You also need sustainability and continuity. To realise the 2031, 2041 visions set by the government, private sector investment is very important.
The more the private sector is engaged, the more economic freedom they are given, the better things are. When we are talking about economic freedom, taxation policy also comes up. Our taxation policy is very uncompetitive. Compared to other countries our taxation policy is very uncompetitive. It can be termed non-business friendly.
There is advanced income tax and advanced VAT. We are in talks about these issues with the government and the National Board of Revenue (NBR). This is something foreign investors think about. Why does a foreign investor have to pay advance income tax, when there is no concept of advanced tax in other countries and why should they give tax before doing any business. They should be taxed after conducting business and be taxed on profits, not on revenue.

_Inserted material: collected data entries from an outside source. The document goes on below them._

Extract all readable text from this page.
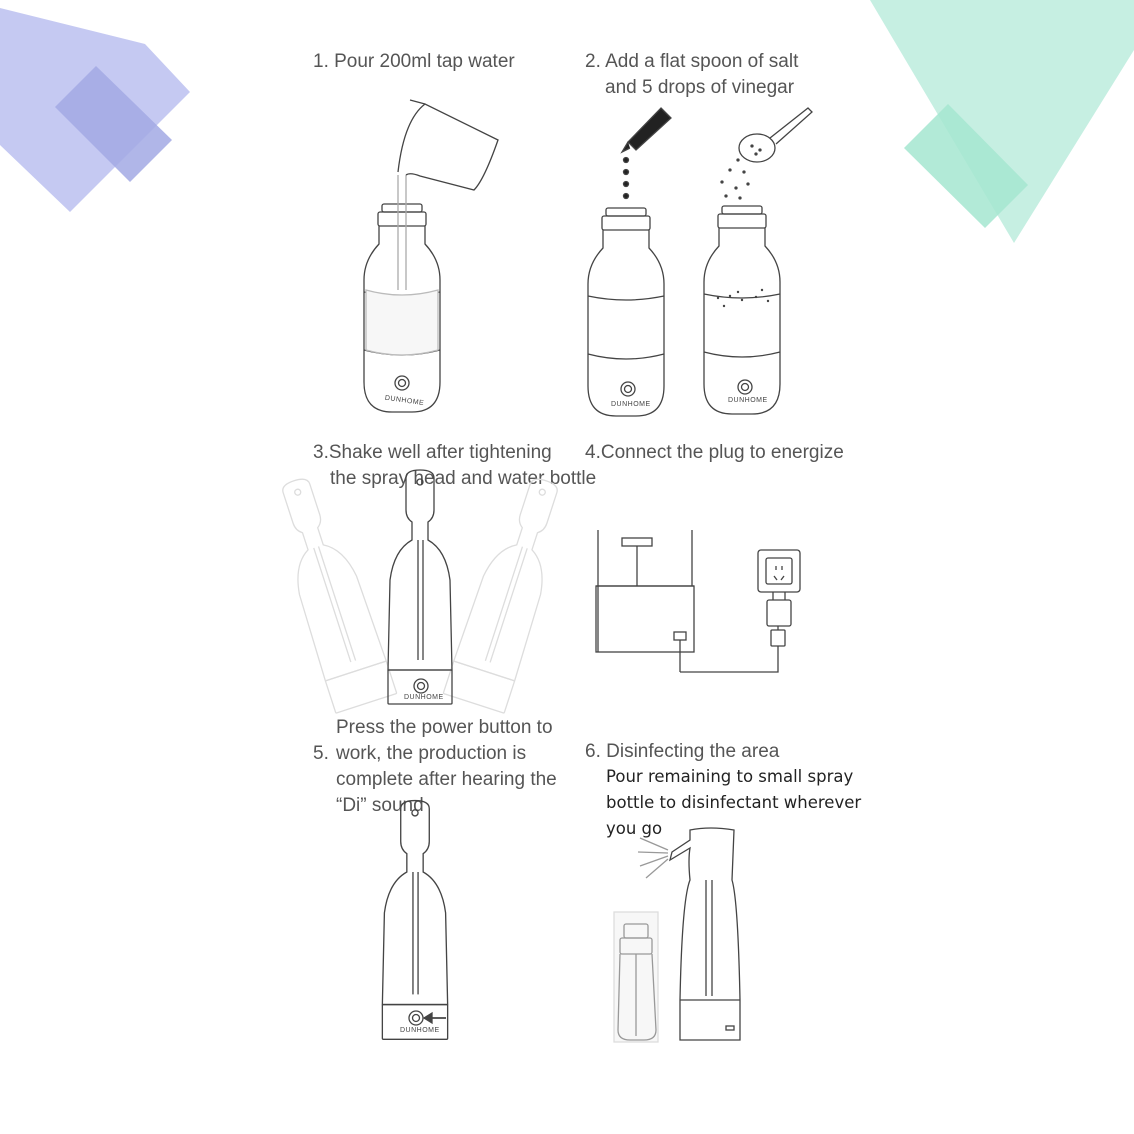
1. Pour 200ml tap water	2. Add a flat spoon of salt
and 5 drops of vinegar
3.Shake well after tightening
the spray head and water bottle
4.Connect the plug to energize
5.
Press the power button to
work, the production is
complete after hearing the
“Di” sound
6. Disinfecting the area
Pour remaining to small spray
bottle to disinfectant wherever
you go
DUNHOME	DUNHOME
DUNHOME
DUNHOME
DUNHOME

To make doing business easier, there is room to work on policies like the elements taxation policy, tax refund. The government is listening and they also understand that this is a problem. The effort needs to be time-bound. Taxation is decreasing in Bangladesh. Last year it decreased by 2 percent. Some chambers are also saying it needs to decrease a further 2-5 percent. It is as per the law, but what is the effective tax rate? It is not 30 percent in Bangladesh, it is higher.
Investors are paying 40-45 percent tax depending on the sector. Why? Because of the advanced tax on the revenue and not refunding them. Our refund system is quite weak, in many cases, businesses are not getting refunded. Even though the tax rate is 30 percent on paper in reality it is not, it is clearly higher. Thus, our competitiveness as a nation is decreasing.
In Vietnam, the tax rate is 20-25 percent, and that is the [effective] tax rate. There is no hidden or advanced tax. In Bangladesh, they see that 30 percent is written but when they talk to their auditors or their other sources, they find out the tax rate is 35 percent and they get scared.
They think this is not right that we are saying one thing but in reality, the effective rate is different. The maths needs to add up at the end of the day. 1-2 percent matters when you are talking about big volume investments.
Taxation rationalisation, both at the tariff level and the income tax level needs to be done. The taxation method needs to be modern and effective. The government will obviously generate income by collecting taxes so the tax net needs to be broadened. It can be broadened and by decreasing tax rates, we can also follow in the footsteps of other countries and what they are doing. There is plenty of room to work here.